– Хорошо, родная. – Кирилл поцеловал ее в волосы. Он даже обрадовался этой идее, так его совесть будет совсем чиста, – если тебе станет легче, то свяжись с детективом. Но только пообещай мне, что, если специалист ничего не найдет, ты постараешься взять себя в руки и продолжить жить дальше.
Слова мужа прозвучали как приговор. Получалось, что вся ее дальнейшая жизнь и жизнь ее дочери зависят от того, нароет ли что-либо Эдуард Константинович или нет. Но у нее просто не было другого выбора. Колосов и пальцем не шевельнет, чтобы ей помочь. А у нее самой нет никаких навыков. Ситуация выглядела безвыходной, поэтому Лиля медленно кивнула:
– Хорошо.
– Вот и чудно. А сейчас иди к мальчикам, а то они испуганы и не понимают, что происходит. – Кирилл поднял голову жены и заглянул в покрасневшие глаза.
Доктор прав. Нужно вернуться к размеренной жизни и рутине и только в этом искать спасение. А дальше все перемелется…
Лиля смотрела в темные глаза мужа, на легкую седину, блеснувшую в смоляных волосах. Раньше ее не было. Наверное, зря она считает Кирилла бездушным – он тоже пережил страшную трагедию, только по-своему. Но как он может просто так продолжать жить дальше и требовать, чтобы Лиля последовала его примеру? Впрочем, сейчас не время задавать риторические вопросы. После, все после. Кирилл прав, кроме дочери, у нее есть еще и сыновья, и она не может их бросить.
В кафе «Парижские каштаны» она приехала раньше условленного времени. Вчера вечером Кирилл зашел в их временную спальню, но она притворилась спящей, даже помыслить не могла, что к ней сейчас кто-то прикоснется. Остатки душевных сил она копила для поисков дочери. Ей казалось, что своими мыслями она плетет эмоциональный кокон, который должен защитить ее девочку от ненастья.
Кирилл, кажется, понял, что она притворялась. Немного полежав рядом с ней, он поднялся и ушел в гостиную. А Лиля не сомкнула глаз до утра.
Едва забрезжил рассвет, она, выставив на кухонный стол молоко и хлопья, которые наверняка купил Кирилл в ее отсутствие, ведь сама Лиля когда-то была категорически против таких завтраков, уехала из дома. Несколько часов бесцельно шаталась по улицам, не замечая мороза, щипавшего щеки и больно впивавшегося в обветренные губы. В конце концов, заскочила в небольшую забегаловку, чтобы выпить кофе, пролистала валявшийся на столе журнал, не замечая букв, и, сев в машину, направилась в «Парижские каштаны».
Эдуард Константинович узнал ее сразу, едва войдя в кафе. По выражению отчаяния и боли на симпатичном лице. Женщина казалась пустой оболочкой, из которой выкачали все соки. Жизнь едва теплилась. Коротко кивнув, мужчина присел за ее столик.

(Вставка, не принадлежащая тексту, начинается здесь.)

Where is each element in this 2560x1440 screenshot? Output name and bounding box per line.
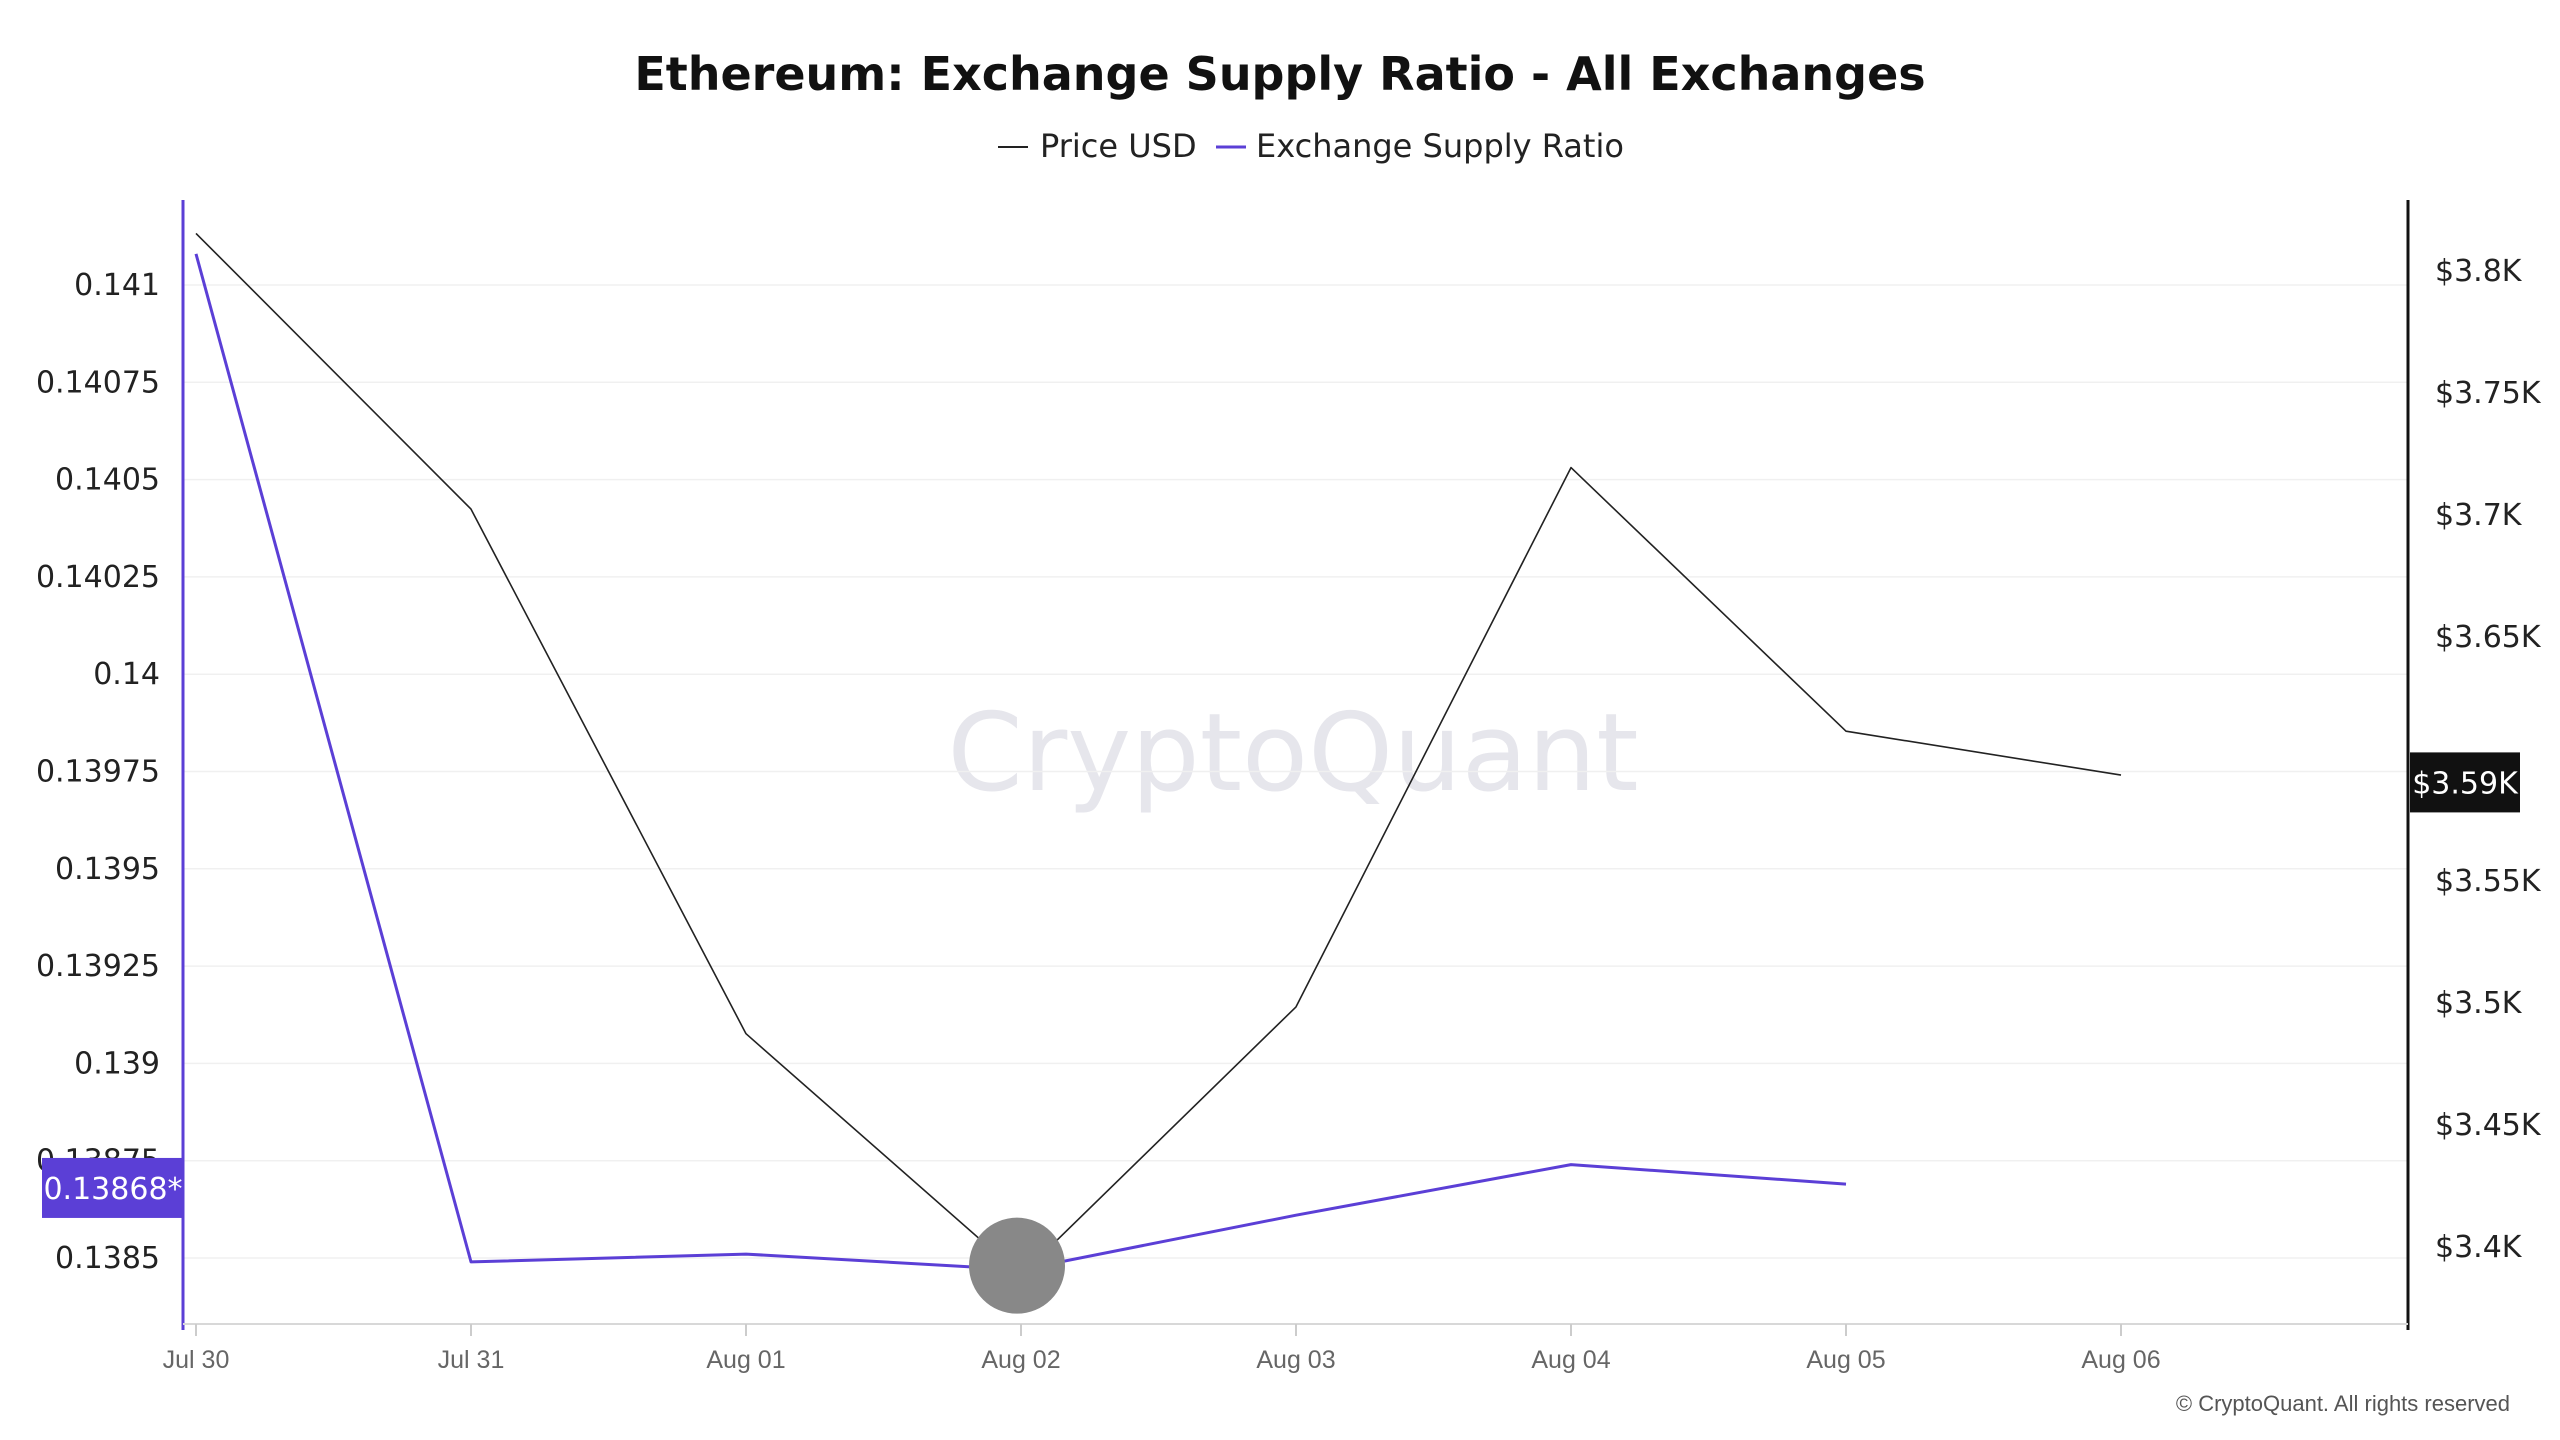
supply-ratio-point[interactable] [1568, 1162, 1574, 1168]
axes: 0.13850.138750.1390.139250.13950.139750.… [36, 200, 2542, 1374]
left-axis-tick-label: 0.14025 [36, 560, 160, 595]
price-line[interactable] [195, 232, 2122, 1277]
right-current-value-label: $3.59K [2412, 766, 2519, 801]
legend: Price USD Exchange Supply Ratio [998, 127, 1624, 165]
legend-item-price[interactable]: Price USD [998, 127, 1197, 165]
right-axis-tick-label: $3.5K [2435, 986, 2523, 1021]
x-axis-tick-label: Aug 03 [1256, 1346, 1335, 1374]
right-axis-tick-label: $3.7K [2435, 498, 2523, 533]
right-axis-tick-label: $3.55K [2435, 864, 2542, 899]
supply-ratio-point[interactable] [1843, 1181, 1849, 1187]
left-axis-tick-label: 0.139 [74, 1046, 160, 1081]
left-axis-tick-label: 0.141 [74, 268, 160, 303]
left-axis-tick-label: 0.14 [93, 657, 160, 692]
right-axis-tick-label: $3.45K [2435, 1108, 2542, 1143]
legend-label-supply-ratio: Exchange Supply Ratio [1256, 127, 1624, 165]
right-axis-tick-label: $3.8K [2435, 254, 2523, 289]
x-axis-tick-label: Aug 05 [1806, 1346, 1885, 1374]
supply-ratio-point[interactable] [1293, 1212, 1299, 1218]
price-point[interactable] [743, 1031, 749, 1037]
x-axis-tick-label: Aug 06 [2081, 1346, 2160, 1374]
right-current-value-badge [2410, 752, 2520, 813]
left-axis-tick-label: 0.1405 [55, 463, 160, 498]
price-point[interactable] [1568, 465, 1574, 471]
right-axis-tick-label: $3.75K [2435, 376, 2542, 411]
supply-ratio-point[interactable] [193, 251, 199, 257]
x-axis-tick-label: Aug 01 [706, 1346, 785, 1374]
right-axis-tick-label: $3.65K [2435, 620, 2542, 655]
gridlines [183, 284, 2408, 1259]
price-point[interactable] [1293, 1004, 1299, 1010]
chart-title: Ethereum: Exchange Supply Ratio - All Ex… [634, 47, 1925, 101]
x-axis-tick-label: Jul 30 [163, 1346, 230, 1374]
legend-item-supply-ratio[interactable]: Exchange Supply Ratio [1216, 127, 1624, 165]
series [193, 230, 2124, 1314]
x-axis-tick-label: Jul 31 [438, 1346, 505, 1374]
price-point[interactable] [1843, 728, 1849, 734]
left-current-value-label: 0.13868* [43, 1172, 182, 1207]
x-axis-tick-label: Aug 04 [1531, 1346, 1610, 1374]
left-axis-tick-label: 0.13925 [36, 949, 160, 984]
supply-ratio-point[interactable] [468, 1259, 474, 1265]
right-axis-tick-label: $3.4K [2435, 1230, 2523, 1265]
price-point[interactable] [193, 230, 199, 236]
left-axis-tick-label: 0.13975 [36, 755, 160, 790]
current-value-badges: 0.13868* $3.59K [42, 752, 2520, 1218]
price-point[interactable] [2118, 772, 2124, 778]
copyright-notice: © CryptoQuant. All rights reserved [2176, 1391, 2510, 1416]
x-axis-tick-label: Aug 02 [981, 1346, 1060, 1374]
watermark: CryptoQuant [947, 691, 1638, 816]
left-axis-tick-label: 0.1385 [55, 1241, 160, 1276]
price-point[interactable] [468, 506, 474, 512]
supply-ratio-point[interactable] [743, 1251, 749, 1257]
hover-marker[interactable] [969, 1217, 1065, 1314]
left-axis-tick-label: 0.1395 [55, 852, 160, 887]
left-current-value-badge [42, 1157, 184, 1218]
left-axis-tick-label: 0.14075 [36, 365, 160, 400]
legend-label-price: Price USD [1040, 127, 1197, 165]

– Мы с вами вчера общались по телефону, – полувопросительно начал он, привлекая внимание женщины, не заметившей, что кто-то составил ей компанию. Она вертела в руках чашку с давно остывшим кофе и казалась полностью погруженной в собственные мысли. Лиля вздрогнула и подняла прозрачные глаза на сыщика.

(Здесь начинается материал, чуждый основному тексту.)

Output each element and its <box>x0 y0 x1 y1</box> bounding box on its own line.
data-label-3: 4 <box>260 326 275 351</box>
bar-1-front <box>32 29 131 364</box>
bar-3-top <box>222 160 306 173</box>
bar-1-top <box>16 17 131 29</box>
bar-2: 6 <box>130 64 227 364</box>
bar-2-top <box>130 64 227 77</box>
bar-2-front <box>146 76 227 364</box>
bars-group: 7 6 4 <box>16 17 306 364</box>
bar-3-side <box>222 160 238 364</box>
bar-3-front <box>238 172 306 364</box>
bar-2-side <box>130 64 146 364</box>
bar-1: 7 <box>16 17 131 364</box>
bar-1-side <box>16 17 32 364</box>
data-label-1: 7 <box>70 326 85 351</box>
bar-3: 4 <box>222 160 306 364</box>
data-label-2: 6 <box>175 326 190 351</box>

Лет тридцать, ухожена, несмотря на полное отсутствие макияжа и пренебрежение к внешнему виду. Тонкие черты лица. Словно сошла со старых полотен, на которых так любили изображать чахоточных барышень. Одна из тех, кого немедленно хочется взять под крыло и уберечь от всех жизненных неурядиц.
– Да-да, простите, – поспешно заговорила Лиля. Голос прохладный, хрустальный, молодой, – меня зовут Лиля, я к вам по… личному делу.
– Понятно, – ободряюще кивнул сыщик, несмотря на всю глупость ее заявления. По общественным делам к нему не обращались.
Сняв тяжелую дубленку и размотав шерстяной шарф, он поудобнее устроился на стуле, махнув официанту, указывая на чашку Лили и поднимая вверх два пальца, что означало – девушке повторить, ему то же самое. Но Лиля не заметила всех этих манипуляций, она отчаянно пыталась сформулировать начало разговора и злилась на саму себя: ну что же она такая дура, не подготовилась.
Когда перед ними поставили чашки с кофе, Лиля снова обхватила свою обеими руками, пытаясь согреться. Эдуард Константинович сам пришел ей на помощь. По внешнему виду женщины было видно, что речь пойдет не о банальной слежке за мужем. Что же с ней приключилось?
– Лилечка, – из его уст это прозвучало не фамильярно, а по-отечески, – давайте начнем с главного. Что у вас случилось?